When Richard's brother joined the business, they began working with Farm Credit MidSouth to build Coy's Honey Farm into what it is today.
A change in habitat
According to Richard, one of the biggest challenges of raising honey bees is finding habitats where bees can get healthy pollen and collect nectar to produce a honey crop. That’s why Coy's Honey Farm moved from northeast Arkansas to southern Mississippi, where the habitat is more conducive for pollinators.
"During our move, Farm Credit stuck with us,” Richard said. “Farm Credit has been important to the business and allowing us to relocate to south Mississippi and continue the growth of what we love to do."

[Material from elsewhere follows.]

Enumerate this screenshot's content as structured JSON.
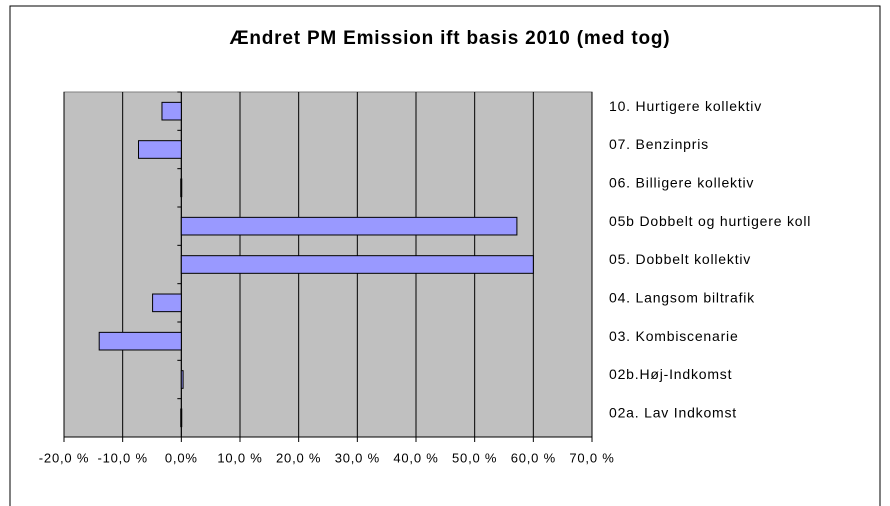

With the help of Farm Credit MidSouth, Richard financed his home and built new complexes for their operation, including a honey extracting line that extracts half a million pounds of honey each year.
The next generation
Looking to the future, Richard looks forward to growing their farm with the changing needs of the agriculture industry and passing the reins on to his son, who would be the fourth generation involved in the family business.
"Agriculture will always need pollinators, and as long as the wild pollinators are disappearing, honeybees will become more needed,” Richard said.